Não se pense, todavia, que Jorge Amado é um escritor "naif" um simples contador de histórias lineares. As mais diversas técnicas narrativas aparecem em seus romances que não se limitam a desenvolver um enredo com princípio meio e fim . Ele assume diferentes posturas quanto ao foco narrativo que desempenha um papel visceral em "Tenda dos Milagres", romance em que a mudança do ponto de vista acoplada com a mudança do tempo cronológico ilumina todo o desenrolar da narrativa, cruzando a imagem atual de um bedel da Escola de Medicina endeusado por um pesquisador americano com sua imagem real, em seu tempo. Incríveis efeitos ficcionais são obtidos que foram aproveitados por Nelson Pereira dos Santos, nosso maior cineasta ao filmar o romance que ele declarou ser eminentemente cinematográfico.

... ao ensinar deleitando

Num romance tão precoce quanto "Capitães de Areia", Jorge Amado utiliza técnicas inovadoras para a época, entremeando a sua narrativa com cartas e notícias de jornal. Cartas, notícias, receitas, poemas, feitiços, declarações, tudo isso este autor lança mão para quebrar a linearidade da narrativa, numa demonstração de um sofisticado manuseio dialéctico entre temática e linguagem, entre forma e conteúdo.

Quaisquer tentativas de diminuir a sua obra vão ter que se esbater contra este binômio de um conteúdo humano com uma forma adequada. A distância que separa Jorge Amado dos comuns "best-seller" é que nestes a escritura está ao serviço de entreter enquanto que em Jorge Amado existe a proposta horaciana - ensinar deleitando - que está presente em toda boa literatura, afinal, um discurso ético.
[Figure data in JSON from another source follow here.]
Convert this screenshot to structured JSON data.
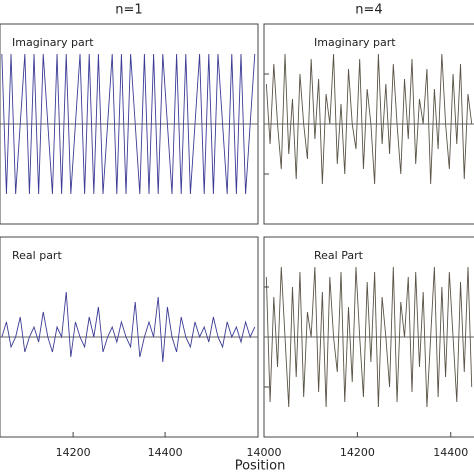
{
  "chart_data": [
    {
      "type": "line",
      "title": "n=1",
      "annotation": "Imaginary part",
      "color": "#3c3c96",
      "x": [
        14045,
        14055,
        14065,
        14075,
        14085,
        14095,
        14105,
        14115,
        14125,
        14135,
        14145,
        14155,
        14165,
        14175,
        14185,
        14195,
        14205,
        14215,
        14225,
        14235,
        14245,
        14255,
        14265,
        14275,
        14285,
        14295,
        14305,
        14315,
        14325,
        14335,
        14345,
        14355,
        14365,
        14375,
        14385,
        14395,
        14405,
        14415,
        14425,
        14435,
        14445,
        14455,
        14465,
        14475,
        14485,
        14495,
        14505,
        14515,
        14525,
        14535,
        14545,
        14555,
        14565,
        14575,
        14585,
        14595
      ],
      "values": [
        1,
        -1,
        1,
        -1,
        0,
        1,
        -1,
        1,
        -1,
        1,
        0,
        -1,
        1,
        -1,
        1,
        -1,
        0,
        1,
        -1,
        1,
        -1,
        1,
        -1,
        0,
        1,
        -1,
        1,
        -1,
        1,
        0,
        -1,
        1,
        -1,
        1,
        -1,
        1,
        0,
        -1,
        1,
        -1,
        1,
        -1,
        0,
        1,
        -1,
        1,
        -1,
        1,
        0,
        -1,
        1,
        -1,
        1,
        -1,
        0,
        1
      ],
      "xlim": [
        14041,
        14602
      ],
      "ylim": [
        -1.43,
        1.43
      ]
    },
    {
      "type": "line",
      "title": "n=4",
      "annotation": "Imaginary part",
      "color": "#5a5446",
      "x": [
        14005,
        14013,
        14021,
        14029,
        14037,
        14045,
        14053,
        14061,
        14069,
        14077,
        14085,
        14093,
        14101,
        14109,
        14117,
        14125,
        14133,
        14141,
        14149,
        14157,
        14165,
        14173,
        14181,
        14189,
        14197,
        14205,
        14213,
        14221,
        14229,
        14237,
        14245,
        14253,
        14261,
        14269,
        14277,
        14285,
        14293,
        14301,
        14309,
        14317,
        14325,
        14333,
        14341,
        14349,
        14357,
        14365,
        14373,
        14381,
        14389,
        14397,
        14405,
        14413,
        14421,
        14429,
        14437,
        14445
      ],
      "values": [
        0.8,
        -0.4,
        1.2,
        0,
        -0.9,
        1.4,
        -0.6,
        0.5,
        -1.1,
        1,
        0,
        -0.7,
        1.3,
        -0.3,
        0.9,
        -1.2,
        0.6,
        0,
        1.4,
        -0.8,
        0.4,
        -1,
        1.1,
        0,
        -0.5,
        1.3,
        -0.9,
        0.7,
        0,
        -1.2,
        1.4,
        -0.4,
        0.8,
        -0.6,
        1.2,
        0,
        -1,
        0.9,
        -0.3,
        1.3,
        -0.8,
        0.5,
        0,
        1.1,
        -1.2,
        0.7,
        -0.5,
        1.4,
        0,
        -0.9,
        1,
        -0.4,
        1.2,
        -1.1,
        0.6,
        0
      ],
      "xlim": [
        14000,
        14452
      ],
      "ylim": [
        -2,
        2
      ],
      "yticks": [
        -1,
        1
      ]
    },
    {
      "type": "line",
      "annotation": "Real part",
      "color": "#3c3c96",
      "xlabel": "Position",
      "x": [
        14045,
        14055,
        14065,
        14075,
        14085,
        14095,
        14105,
        14115,
        14125,
        14135,
        14145,
        14155,
        14165,
        14175,
        14185,
        14195,
        14205,
        14215,
        14225,
        14235,
        14245,
        14255,
        14265,
        14275,
        14285,
        14295,
        14305,
        14315,
        14325,
        14335,
        14345,
        14355,
        14365,
        14375,
        14385,
        14395,
        14405,
        14415,
        14425,
        14435,
        14445,
        14455,
        14465,
        14475,
        14485,
        14495,
        14505,
        14515,
        14525,
        14535,
        14545,
        14555,
        14565,
        14575,
        14585,
        14595
      ],
      "values": [
        0,
        0.3,
        -0.2,
        0,
        0.4,
        -0.3,
        0,
        0.2,
        -0.1,
        0.5,
        0,
        -0.3,
        0.2,
        0,
        0.9,
        -0.4,
        0.3,
        0,
        -0.2,
        0.4,
        0,
        0.6,
        -0.3,
        0,
        0.2,
        -0.1,
        0.3,
        0,
        -0.2,
        0.7,
        -0.4,
        0,
        0.3,
        0,
        0.8,
        -0.5,
        0.6,
        0,
        -0.3,
        0.4,
        0,
        -0.2,
        0.3,
        0,
        0.2,
        -0.1,
        0.4,
        0,
        -0.2,
        0.3,
        0,
        0.2,
        -0.1,
        0.3,
        0,
        0.2
      ],
      "xlim": [
        14041,
        14602
      ],
      "ylim": [
        -2,
        2
      ],
      "xticks": [
        14200,
        14400
      ]
    },
    {
      "type": "line",
      "annotation": "Real Part",
      "color": "#5a5446",
      "x": [
        14005,
        14013,
        14021,
        14029,
        14037,
        14045,
        14053,
        14061,
        14069,
        14077,
        14085,
        14093,
        14101,
        14109,
        14117,
        14125,
        14133,
        14141,
        14149,
        14157,
        14165,
        14173,
        14181,
        14189,
        14197,
        14205,
        14213,
        14221,
        14229,
        14237,
        14245,
        14253,
        14261,
        14269,
        14277,
        14285,
        14293,
        14301,
        14309,
        14317,
        14325,
        14333,
        14341,
        14349,
        14357,
        14365,
        14373,
        14381,
        14389,
        14397,
        14405,
        14413,
        14421,
        14429,
        14437,
        14445
      ],
      "values": [
        1.2,
        -1.3,
        0.8,
        -0.6,
        1.4,
        0,
        -1.4,
        1,
        -0.8,
        1.3,
        -1.2,
        0.5,
        0,
        1.4,
        -1.1,
        0.9,
        -1.4,
        1.2,
        0,
        -0.7,
        1.3,
        -1.3,
        0.6,
        -0.9,
        1.4,
        0,
        -1.2,
        1.1,
        -0.5,
        1.3,
        -1.4,
        0.8,
        0,
        -1,
        1.4,
        -1.3,
        0.7,
        0,
        1.2,
        -1.1,
        1.3,
        -0.6,
        0.9,
        -1.4,
        0,
        1.4,
        -1.2,
        1,
        -0.8,
        1.3,
        0,
        -1.3,
        1.1,
        -0.7,
        1.4,
        -1
      ],
      "xlim": [
        14000,
        14452
      ],
      "ylim": [
        -2,
        2
      ],
      "yticks": [
        -1,
        1
      ],
      "xticks": [
        14000,
        14200,
        14400
      ]
    }
  ]
}
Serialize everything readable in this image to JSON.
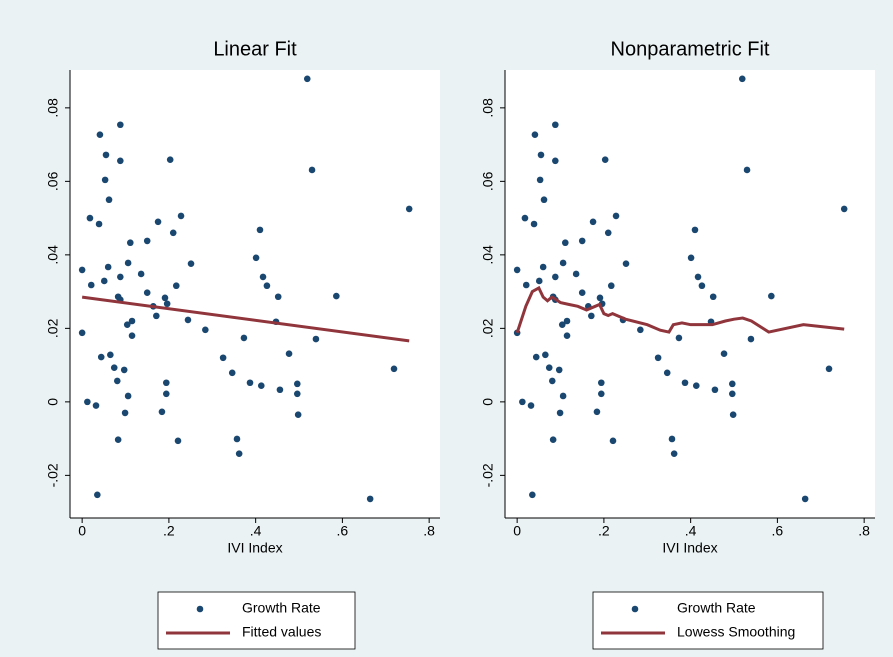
{
  "chart_data": [
    {
      "type": "scatter",
      "title": "Linear Fit",
      "x_label": "IVI Index",
      "xlim": [
        -0.028,
        0.825
      ],
      "ylim": [
        -0.0316,
        0.0903
      ],
      "xticks": [
        0,
        {
          "value": 0.2,
          "label": ".2"
        },
        {
          "value": 0.4,
          "label": ".4"
        },
        {
          "value": 0.6,
          "label": ".6"
        },
        {
          "value": 0.8,
          "label": ".8"
        }
      ],
      "yticks": [
        {
          "value": -0.02,
          "label": "-.02"
        },
        0,
        {
          "value": 0.02,
          "label": ".02"
        },
        {
          "value": 0.04,
          "label": ".04"
        },
        {
          "value": 0.06,
          "label": ".06"
        },
        {
          "value": 0.08,
          "label": ".08"
        }
      ],
      "series": [
        {
          "name": "Growth Rate",
          "color": "#1a476f",
          "x": [
            0,
            0,
            0.012,
            0.021,
            0.018,
            0.032,
            0.035,
            0.041,
            0.039,
            0.044,
            0.051,
            0.053,
            0.055,
            0.06,
            0.062,
            0.065,
            0.074,
            0.081,
            0.083,
            0.083,
            0.088,
            0.088,
            0.088,
            0.088,
            0.097,
            0.099,
            0.104,
            0.106,
            0.106,
            0.111,
            0.115,
            0.115,
            0.136,
            0.15,
            0.15,
            0.164,
            0.171,
            0.175,
            0.184,
            0.191,
            0.194,
            0.194,
            0.196,
            0.203,
            0.21,
            0.217,
            0.221,
            0.228,
            0.244,
            0.251,
            0.284,
            0.325,
            0.346,
            0.357,
            0.362,
            0.373,
            0.387,
            0.401,
            0.41,
            0.413,
            0.417,
            0.426,
            0.447,
            0.452,
            0.456,
            0.477,
            0.496,
            0.496,
            0.498,
            0.519,
            0.53,
            0.539,
            0.586,
            0.664,
            0.719,
            0.754
          ],
          "values": [
            0.0359,
            0.0188,
            0.0,
            0.0318,
            0.05,
            -0.001,
            -0.0253,
            0.0727,
            0.0484,
            0.0122,
            0.0329,
            0.0604,
            0.0672,
            0.0367,
            0.055,
            0.0128,
            0.0093,
            0.0057,
            0.0286,
            -0.0103,
            0.0754,
            0.0656,
            0.034,
            0.0278,
            0.0087,
            -0.003,
            0.021,
            0.0378,
            0.0016,
            0.0433,
            0.018,
            0.022,
            0.0348,
            0.0438,
            0.0297,
            0.026,
            0.0234,
            0.049,
            -0.0027,
            0.0283,
            0.0052,
            0.0022,
            0.0267,
            0.0659,
            0.046,
            0.0316,
            -0.0106,
            0.0506,
            0.0223,
            0.0376,
            0.0196,
            0.012,
            0.0079,
            -0.0101,
            -0.0141,
            0.0174,
            0.0052,
            0.0392,
            0.0468,
            0.0044,
            0.034,
            0.0316,
            0.0218,
            0.0286,
            0.0033,
            0.0131,
            0.0049,
            0.0022,
            -0.0035,
            0.0879,
            0.0631,
            0.0171,
            0.0288,
            -0.0264,
            0.009,
            0.0525
          ]
        },
        {
          "name": "Fitted values",
          "type": "line",
          "color": "#90353b",
          "x": [
            0,
            0.754
          ],
          "values": [
            0.0285,
            0.0166
          ]
        }
      ]
    },
    {
      "type": "scatter",
      "title": "Nonparametric Fit",
      "x_label": "IVI Index",
      "xlim": [
        -0.028,
        0.825
      ],
      "ylim": [
        -0.0316,
        0.0903
      ],
      "xticks": [
        0,
        {
          "value": 0.2,
          "label": ".2"
        },
        {
          "value": 0.4,
          "label": ".4"
        },
        {
          "value": 0.6,
          "label": ".6"
        },
        {
          "value": 0.8,
          "label": ".8"
        }
      ],
      "yticks": [
        {
          "value": -0.02,
          "label": "-.02"
        },
        0,
        {
          "value": 0.02,
          "label": ".02"
        },
        {
          "value": 0.04,
          "label": ".04"
        },
        {
          "value": 0.06,
          "label": ".06"
        },
        {
          "value": 0.08,
          "label": ".08"
        }
      ],
      "series": [
        {
          "name": "Growth Rate",
          "color": "#1a476f",
          "x": [
            0,
            0,
            0.012,
            0.021,
            0.018,
            0.032,
            0.035,
            0.041,
            0.039,
            0.044,
            0.051,
            0.053,
            0.055,
            0.06,
            0.062,
            0.065,
            0.074,
            0.081,
            0.083,
            0.083,
            0.088,
            0.088,
            0.088,
            0.088,
            0.097,
            0.099,
            0.104,
            0.106,
            0.106,
            0.111,
            0.115,
            0.115,
            0.136,
            0.15,
            0.15,
            0.164,
            0.171,
            0.175,
            0.184,
            0.191,
            0.194,
            0.194,
            0.196,
            0.203,
            0.21,
            0.217,
            0.221,
            0.228,
            0.244,
            0.251,
            0.284,
            0.325,
            0.346,
            0.357,
            0.362,
            0.373,
            0.387,
            0.401,
            0.41,
            0.413,
            0.417,
            0.426,
            0.447,
            0.452,
            0.456,
            0.477,
            0.496,
            0.496,
            0.498,
            0.519,
            0.53,
            0.539,
            0.586,
            0.664,
            0.719,
            0.754
          ],
          "values": [
            0.0359,
            0.0188,
            0.0,
            0.0318,
            0.05,
            -0.001,
            -0.0253,
            0.0727,
            0.0484,
            0.0122,
            0.0329,
            0.0604,
            0.0672,
            0.0367,
            0.055,
            0.0128,
            0.0093,
            0.0057,
            0.0286,
            -0.0103,
            0.0754,
            0.0656,
            0.034,
            0.0278,
            0.0087,
            -0.003,
            0.021,
            0.0378,
            0.0016,
            0.0433,
            0.018,
            0.022,
            0.0348,
            0.0438,
            0.0297,
            0.026,
            0.0234,
            0.049,
            -0.0027,
            0.0283,
            0.0052,
            0.0022,
            0.0267,
            0.0659,
            0.046,
            0.0316,
            -0.0106,
            0.0506,
            0.0223,
            0.0376,
            0.0196,
            0.012,
            0.0079,
            -0.0101,
            -0.0141,
            0.0174,
            0.0052,
            0.0392,
            0.0468,
            0.0044,
            0.034,
            0.0316,
            0.0218,
            0.0286,
            0.0033,
            0.0131,
            0.0049,
            0.0022,
            -0.0035,
            0.0879,
            0.0631,
            0.0171,
            0.0288,
            -0.0264,
            0.009,
            0.0525
          ]
        },
        {
          "name": "Lowess Smoothing",
          "type": "line",
          "color": "#90353b",
          "x": [
            0,
            0.02,
            0.035,
            0.05,
            0.06,
            0.07,
            0.08,
            0.09,
            0.1,
            0.12,
            0.14,
            0.16,
            0.18,
            0.19,
            0.2,
            0.21,
            0.22,
            0.23,
            0.25,
            0.3,
            0.33,
            0.35,
            0.36,
            0.38,
            0.4,
            0.45,
            0.48,
            0.5,
            0.52,
            0.54,
            0.58,
            0.66,
            0.754
          ],
          "values": [
            0.0188,
            0.026,
            0.03,
            0.031,
            0.0285,
            0.0275,
            0.0285,
            0.0278,
            0.027,
            0.0265,
            0.026,
            0.025,
            0.026,
            0.0265,
            0.024,
            0.0235,
            0.024,
            0.0235,
            0.0225,
            0.021,
            0.0195,
            0.019,
            0.021,
            0.0215,
            0.021,
            0.021,
            0.022,
            0.0225,
            0.0228,
            0.022,
            0.019,
            0.021,
            0.0198
          ]
        }
      ]
    }
  ]
}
A partir de "Gabriela Cravo e Canela", em 1955, a obra de Jorge Amado abandona o panfleto e assume o riso. Começa também uma galeria de notáveis personagens femininos. O escritor baiana é um escritor da mulher. Em sua obra, a mulher ganha liberdade, voz ativa, luta participa, cresce. A primeira vez, no Brasil, em que um marido traído mata sua mulher e é condenado é num júri em "Gabriela Cravo e Canela". O autor se dirige a um outro tipo de engajamento, mais amplo, não partidário. Em seguida, ele parte para ser o grande pintor da Bahia, universalizando a cidade. Carybé, Pierre Verger e muitos outros acorrem à Bahia trazidos pelos livros deste baiano que soube cantar a sua aldeia, e a fez universal, como queria Tolstoi. Em Jorge, a aldeia é circunstancial, mas os seres e as paixões são universais.